Выбрать главу

Все сбежались, все сгрудились, толкая друг друга: испанские солдаты дали второй залп, и мертвые тела перекрыли проход; горожане нанесли ответный удар, издавая крики:

— Варфюзе! Варфюзе!

И тогда один из солдат подумал, что в этом есть шанс для спасения.

— Вы обещаете пощадить нас, — крикнул испанец, — если мы его вам выдадим?

— Варфюзе! Варфюзе! — кричали все в один голос.

— Вот он! — воскликнул солдат, стаскивая графа с кровати, на которой он лежал.

— Друзья мои! Друзья мои! — кричал тот, цепляясь за матрас.

— Где он? Где он? — спрашивал кузен Ларюэля, бросившийся в середину комнаты.

— Вот он! — кричали испанцы. — Вот, берите его!

— Друзья мои! — воскликнул граф, кидаясь в ноги горожанам. — Отведите меня в ратушу ко второму бургомистру.

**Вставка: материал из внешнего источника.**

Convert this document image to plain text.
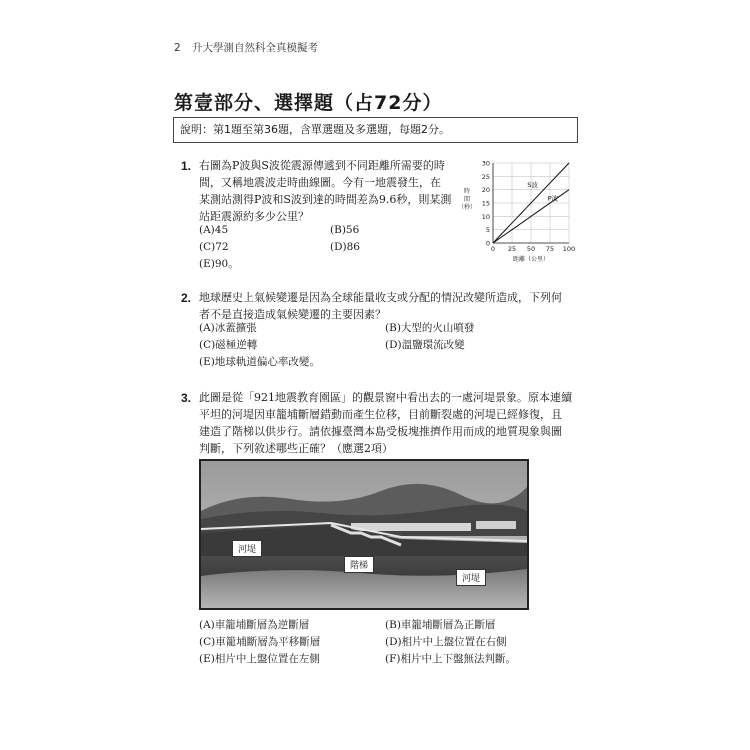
2 升大學測自然科全真模擬考
第壹部分、選擇題（占72分）
說明：第1題至第36題，含單選題及多選題，每題2分。
1. 右圖為P波與S波從震源傳遞到不同距離所需要的時
間，又稱地震波走時曲線圖。今有一地震發生，在
某測站測得P波和S波到達的時間差為9.6秒，則某測
站距震源約多少公里？
(A)45	(B)56
(C)72	(D)86
(E)90。
0
5
10
15
20
25
30
0 25 50 75 100
時
間
（秒）
距離（公里）
S波
P波
2. 地球歷史上氣候變遷是因為全球能量收支或分配的情況改變所造成，下列何
者不是直接造成氣候變遷的主要因素？
(A)冰蓋擴張	(B)大型的火山噴發
(C)磁極逆轉	(D)溫鹽環流改變
(E)地球軌道偏心率改變。
3. 此圖是從「921地震教育園區」的觀景窗中看出去的一處河堤景象。原本連續
平坦的河堤因車籠埔斷層錯動而產生位移，目前斷裂處的河堤已經修復，且
建造了階梯以供步行。請依據臺灣本島受板塊推擠作用而成的地質現象與圖
判斷，下列敘述哪些正確？（應選2項）
河堤
階梯
河堤
(A)車籠埔斷層為逆斷層	(B)車籠埔斷層為正斷層
(C)車籠埔斷層為平移斷層	(D)相片中上盤位置在右側
(E)相片中上盤位置在左側	(F)相片中上下盤無法判斷。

— Да, да! Сейчас мы тебя туда отведем, — кричали горожане, выволакивая его из комнаты.

— Вот он! Вот он! — закричали все хором.

— Смерть ему! Смерть ему! Смерть убийце!

Но вот горожане, которые схватили Варфюзе, вывели его на крыльцо; двор был заполнен людьми, и все кричали:

— Смерть ему! Смерть ему!

Пленника толкнули вниз, и он стремительно скатился по ступенькам и упал на колени; в тот же миг к нему кинулся один из горожан и нанес ему удар шпагой. Варфюзе громко закричал, попытался подняться с земли, чтобы взобраться на крыльцо, но едва он поставил ногу на первую ступеньку, как его свалил удар топора. После этого уже ничего не было видно: толпа ринулась на него, как свора собак, с него сорвали одежду, его топтали ногами, проткнули ему пятку, и, пропустив через нее ремень, поволокли убитого по улицам, так что его кровь смешивалась с грязью; его тело подняли на виселицу, поставленную у ворот рынка, потом ему отрубили голову и руки и пригвоздили их к разным городским воротам; в конце концов, его тело предали огню, а пепел бросили в реку.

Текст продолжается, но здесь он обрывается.